Industry developments and agency executive inaction have pushed agencies back on their heels. Client relationships have become one-sided. Clients want more and better creative work across all media (fine!). Clients want measurable results (understandable!). Separately, they want lower costs, which means fewer and more junior agency people (not so great).
It's this latter expectation that is out of sync with the client desire for more and better work. They're trying to get something for nothing.
Agencies are coping as best they can, delivering as much service as possible and adjusting their headcounts downwards to meet declining fees. The resources are being stretched.
This is an inadequate response. Workloads are growing, and fees and resources are declining.
Agencies are playing a loser's game.
Agency executives need to restore balance in their relationships with clients and take control of their own operations. Here are a few key actions that should be initiated now:
- Agencies need to document and track the deliverables they are carrying out for their clients. This needs to be done uniformly across clients as a matter of agency policy.
- Senior agency executives need to establish a policy: "All clients will have a documented and approved Scope of Work in the agency's approved format. All Scope of Work changes will be tracked in a uniform way."
- Agencies need to determine "how much work" these deliverables represent, and how many creatives, production people, and account management / planners the work ought to require to carry out the work at an acceptable level of quality.

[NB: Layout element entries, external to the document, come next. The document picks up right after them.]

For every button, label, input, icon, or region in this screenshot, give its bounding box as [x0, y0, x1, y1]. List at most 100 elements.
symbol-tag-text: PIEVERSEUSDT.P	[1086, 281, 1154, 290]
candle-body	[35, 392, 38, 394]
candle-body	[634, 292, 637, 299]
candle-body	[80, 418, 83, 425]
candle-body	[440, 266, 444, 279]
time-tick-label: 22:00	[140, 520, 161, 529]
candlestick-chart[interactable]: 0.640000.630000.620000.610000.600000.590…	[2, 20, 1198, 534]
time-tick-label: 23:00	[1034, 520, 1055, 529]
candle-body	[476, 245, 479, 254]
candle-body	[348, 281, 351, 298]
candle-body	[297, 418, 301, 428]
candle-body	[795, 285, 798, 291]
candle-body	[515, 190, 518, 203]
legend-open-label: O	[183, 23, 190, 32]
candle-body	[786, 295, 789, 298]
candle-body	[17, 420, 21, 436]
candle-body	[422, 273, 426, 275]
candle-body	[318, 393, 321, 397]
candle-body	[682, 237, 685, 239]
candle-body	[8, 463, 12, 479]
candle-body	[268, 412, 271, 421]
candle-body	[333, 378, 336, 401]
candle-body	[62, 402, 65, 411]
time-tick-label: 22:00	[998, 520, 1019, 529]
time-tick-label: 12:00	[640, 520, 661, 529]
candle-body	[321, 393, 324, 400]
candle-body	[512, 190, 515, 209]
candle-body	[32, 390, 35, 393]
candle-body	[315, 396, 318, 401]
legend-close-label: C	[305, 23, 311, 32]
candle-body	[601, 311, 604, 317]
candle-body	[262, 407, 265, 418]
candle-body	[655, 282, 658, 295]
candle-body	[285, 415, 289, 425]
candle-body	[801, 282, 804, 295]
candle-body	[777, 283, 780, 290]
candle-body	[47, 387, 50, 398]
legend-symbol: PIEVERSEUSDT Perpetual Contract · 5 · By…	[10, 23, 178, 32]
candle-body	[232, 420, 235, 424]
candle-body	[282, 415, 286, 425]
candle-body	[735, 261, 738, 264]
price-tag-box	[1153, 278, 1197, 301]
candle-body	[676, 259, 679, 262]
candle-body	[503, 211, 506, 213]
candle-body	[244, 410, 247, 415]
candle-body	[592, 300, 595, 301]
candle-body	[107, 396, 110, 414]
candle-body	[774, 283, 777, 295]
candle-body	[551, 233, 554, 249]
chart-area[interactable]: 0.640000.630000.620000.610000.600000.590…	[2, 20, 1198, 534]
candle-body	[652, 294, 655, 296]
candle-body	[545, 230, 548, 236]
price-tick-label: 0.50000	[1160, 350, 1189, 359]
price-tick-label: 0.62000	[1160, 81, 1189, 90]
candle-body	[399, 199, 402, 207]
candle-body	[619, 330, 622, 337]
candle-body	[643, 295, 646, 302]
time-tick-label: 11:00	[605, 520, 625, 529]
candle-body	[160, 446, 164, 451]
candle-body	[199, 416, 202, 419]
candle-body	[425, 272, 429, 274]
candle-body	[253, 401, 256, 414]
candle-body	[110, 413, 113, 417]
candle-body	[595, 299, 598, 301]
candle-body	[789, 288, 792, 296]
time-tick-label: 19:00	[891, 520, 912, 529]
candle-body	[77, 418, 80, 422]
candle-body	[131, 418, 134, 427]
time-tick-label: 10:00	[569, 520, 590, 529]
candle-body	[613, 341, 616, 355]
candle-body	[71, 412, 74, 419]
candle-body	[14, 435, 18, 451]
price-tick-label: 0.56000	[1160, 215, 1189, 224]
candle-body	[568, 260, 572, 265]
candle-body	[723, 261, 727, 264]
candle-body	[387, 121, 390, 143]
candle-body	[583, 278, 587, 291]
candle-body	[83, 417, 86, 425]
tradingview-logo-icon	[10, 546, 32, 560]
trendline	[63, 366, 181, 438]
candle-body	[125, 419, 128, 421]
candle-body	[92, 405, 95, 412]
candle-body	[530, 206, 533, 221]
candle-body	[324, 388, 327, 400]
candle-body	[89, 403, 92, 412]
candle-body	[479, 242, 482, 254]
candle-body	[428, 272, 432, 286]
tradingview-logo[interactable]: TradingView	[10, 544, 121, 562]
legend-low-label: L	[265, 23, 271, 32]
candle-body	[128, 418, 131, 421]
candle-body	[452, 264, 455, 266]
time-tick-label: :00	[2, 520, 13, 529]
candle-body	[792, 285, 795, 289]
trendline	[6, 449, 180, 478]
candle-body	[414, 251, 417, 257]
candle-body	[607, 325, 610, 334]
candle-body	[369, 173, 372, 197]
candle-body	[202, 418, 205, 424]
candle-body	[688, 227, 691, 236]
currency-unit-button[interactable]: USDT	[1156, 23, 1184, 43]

- Thus, the agency needs to develop uniform "resource standards" for the different types of work, so that resources can be evaluated against workloads. Senior agency executives need to initiate this effort.

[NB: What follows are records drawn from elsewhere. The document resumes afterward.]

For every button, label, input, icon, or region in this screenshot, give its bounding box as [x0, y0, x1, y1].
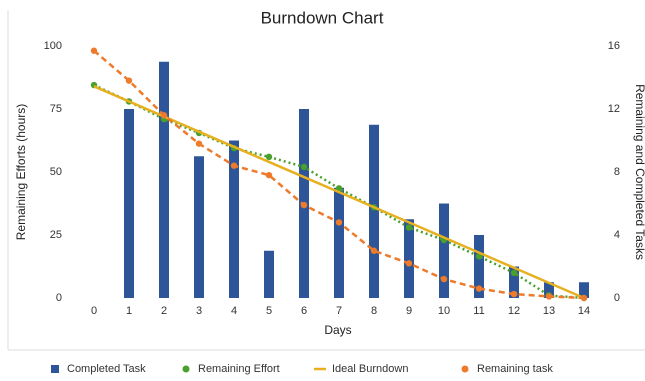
y-tick-label: 50 [50, 166, 62, 178]
y-tick-label: 0 [56, 292, 62, 304]
line [93, 85, 585, 300]
y2-tick-label: 16 [608, 40, 620, 52]
x-tick-label: 8 [371, 305, 377, 317]
point [580, 294, 588, 302]
x-tick-label: 13 [543, 305, 555, 317]
x-tick-label: 9 [406, 305, 412, 317]
point [510, 290, 518, 298]
legend-label: Remaining task [477, 363, 553, 375]
y2-tick-label: 8 [614, 166, 620, 178]
point [300, 201, 308, 209]
bar [124, 109, 134, 298]
x-axis-title: Days [324, 323, 351, 337]
point [335, 185, 343, 192]
point [475, 253, 483, 260]
legend-swatch [461, 365, 469, 373]
legend-label: Remaining Effort [198, 363, 280, 375]
point [300, 163, 308, 171]
x-tick-label: 4 [231, 305, 237, 317]
chart-title: Burndown Chart [261, 8, 384, 27]
point [160, 112, 168, 119]
x-tick-label: 14 [578, 305, 590, 317]
x-tick-label: 11 [473, 305, 484, 317]
y-tick-label: 75 [50, 103, 62, 115]
y2-tick-label: 0 [614, 292, 620, 304]
legend-label: Ideal Burndown [332, 363, 408, 375]
y2-tick-label: 4 [614, 229, 620, 241]
bar [544, 282, 554, 298]
point [545, 293, 553, 300]
bar [439, 203, 449, 298]
point [405, 260, 413, 267]
bar [159, 61, 169, 298]
point [90, 47, 98, 54]
point [405, 224, 413, 231]
line [93, 83, 585, 300]
y-tick-label: 100 [44, 40, 62, 52]
bar [264, 250, 274, 298]
legend-label: Completed Task [67, 363, 146, 375]
bar [369, 124, 379, 298]
x-tick-label: 6 [301, 305, 307, 317]
bar [509, 266, 519, 298]
point [440, 275, 448, 283]
bar [229, 140, 239, 298]
point [335, 219, 343, 226]
x-tick-label: 10 [438, 305, 450, 317]
point [265, 153, 273, 161]
point [195, 140, 203, 147]
point [370, 247, 378, 254]
bar [194, 156, 204, 298]
y-axis-title: Remaining Efforts (hours) [14, 104, 28, 241]
y2-tick-label: 12 [608, 103, 620, 115]
x-tick-label: 5 [266, 305, 272, 317]
point [510, 269, 518, 276]
x-tick-label: 12 [508, 305, 520, 317]
point [230, 162, 238, 169]
bar [474, 235, 484, 298]
y2-axis-title: Remaining and Completed Tasks [633, 84, 645, 260]
x-tick-label: 2 [161, 305, 167, 317]
point [265, 171, 273, 179]
x-tick-label: 1 [126, 305, 132, 317]
point [475, 285, 483, 292]
point [125, 77, 133, 84]
legend-swatch [182, 365, 190, 373]
x-tick-label: 3 [196, 305, 202, 317]
bar [404, 219, 414, 298]
x-tick-label: 0 [91, 305, 97, 317]
legend-swatch [51, 365, 59, 373]
bar [579, 282, 589, 298]
bar [334, 187, 344, 298]
y-tick-label: 25 [50, 229, 62, 241]
x-tick-label: 7 [336, 305, 342, 317]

- Client heads need to be made accountable within the agency for achieving an acceptable balance among workloads (scopes of work), resources and fees.
- Accountability needs to be reinforced through routine client head reviews. Senior agency executives need to begin reviewing client heads for the balance among their workloads, resources and fees.

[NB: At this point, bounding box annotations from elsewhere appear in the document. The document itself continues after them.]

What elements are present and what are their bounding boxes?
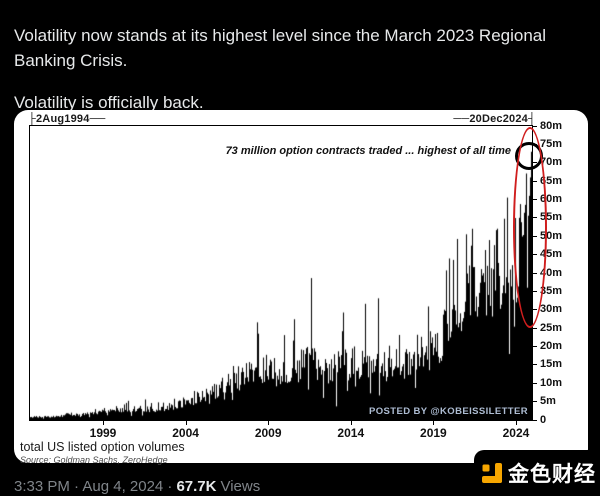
y-tick-label: 0 <box>540 413 547 426</box>
highlight-red-ellipse <box>513 127 547 328</box>
x-tick <box>350 420 352 425</box>
volume-bars-series <box>30 126 532 420</box>
x-tick-label: 2004 <box>172 426 199 440</box>
chart-source: Source: Goldman Sachs, ZeroHedge <box>20 455 168 465</box>
y-tick-label: 65m <box>540 174 563 187</box>
y-tick-label: 40m <box>540 266 563 279</box>
y-tick-label: 20m <box>540 340 563 352</box>
y-tick-label: 30m <box>540 303 563 316</box>
x-tick <box>268 420 270 425</box>
x-tick-label: 1999 <box>89 426 117 440</box>
chart-range-start-label: ├2Aug1994── <box>28 113 106 125</box>
timestamp: 3:33 PM · Aug 4, 2024 · <box>14 478 173 495</box>
tweet-meta-row: 3:33 PM · Aug 4, 2024 · 67.7K Views <box>14 478 260 495</box>
views-label: Views <box>220 478 261 495</box>
y-tick-label: 70m <box>540 156 563 169</box>
x-tick-label: 2024 <box>502 426 530 440</box>
chart-image[interactable]: ├2Aug1994── ──20Dec2024┤ 73 million opti… <box>14 110 588 465</box>
y-tick-label: 5m <box>540 395 556 408</box>
y-tick <box>532 382 537 384</box>
x-axis: 1999 2004 2009 2014 2019 2024 <box>30 420 532 450</box>
x-tick <box>433 420 435 425</box>
y-tick <box>532 364 537 366</box>
y-tick-label: 80m <box>540 119 563 132</box>
y-tick-label: 35m <box>540 284 563 297</box>
tweet-text-paragraph-1: Volatility now stands at its highest lev… <box>14 26 547 70</box>
y-tick-label: 25m <box>540 321 563 334</box>
x-tick <box>515 420 517 425</box>
x-tick-label: 2019 <box>420 426 447 440</box>
y-tick-label: 75m <box>540 137 563 150</box>
y-tick <box>532 125 537 127</box>
golden-finance-icon <box>482 463 502 483</box>
y-tick-label: 15m <box>540 358 563 371</box>
x-tick <box>185 420 187 425</box>
y-tick <box>532 419 537 421</box>
tweet-text-paragraph-2: Volatility is officially back. <box>14 93 204 112</box>
peak-annotation: 73 million option contracts traded ... h… <box>225 145 511 157</box>
x-tick-label: 2014 <box>337 426 365 440</box>
x-tick <box>103 420 104 425</box>
y-tick <box>532 346 537 347</box>
site-logo-text: 金色财经 <box>508 463 596 486</box>
chart-title: total US listed option volumes <box>20 440 185 454</box>
y-tick <box>532 327 537 329</box>
y-tick <box>532 401 537 403</box>
views-count: 67.7K <box>176 478 217 495</box>
chart-range-end-label: ──20Dec2024┤ <box>453 113 536 125</box>
x-tick-label: 2009 <box>254 426 282 440</box>
watermark-text: POSTED BY @KOBEISSILETTER <box>369 406 528 417</box>
site-logo-badge: 金色财经 <box>474 450 600 496</box>
plot-area: 73 million option contracts traded ... h… <box>29 125 547 421</box>
y-tick-label: 10m <box>540 376 563 389</box>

- Clients that are under-paying for their scopes of work and are being under-resourced as a result need to be flagged -- and negotiations need to begin now.
These steps will not restore health to all agency clients, of course. The overall initiative will improve the odds of success. It will motivate client heads to act in responsible ways that benefit the agency. It will improve agency financial health. Importantly, it will re-engage the agency in an active executive process that restores pride and control.
These steps are leadership steps. They need to be initiated by senior agency executives. The loser's game has gone on too long. it's time for a change.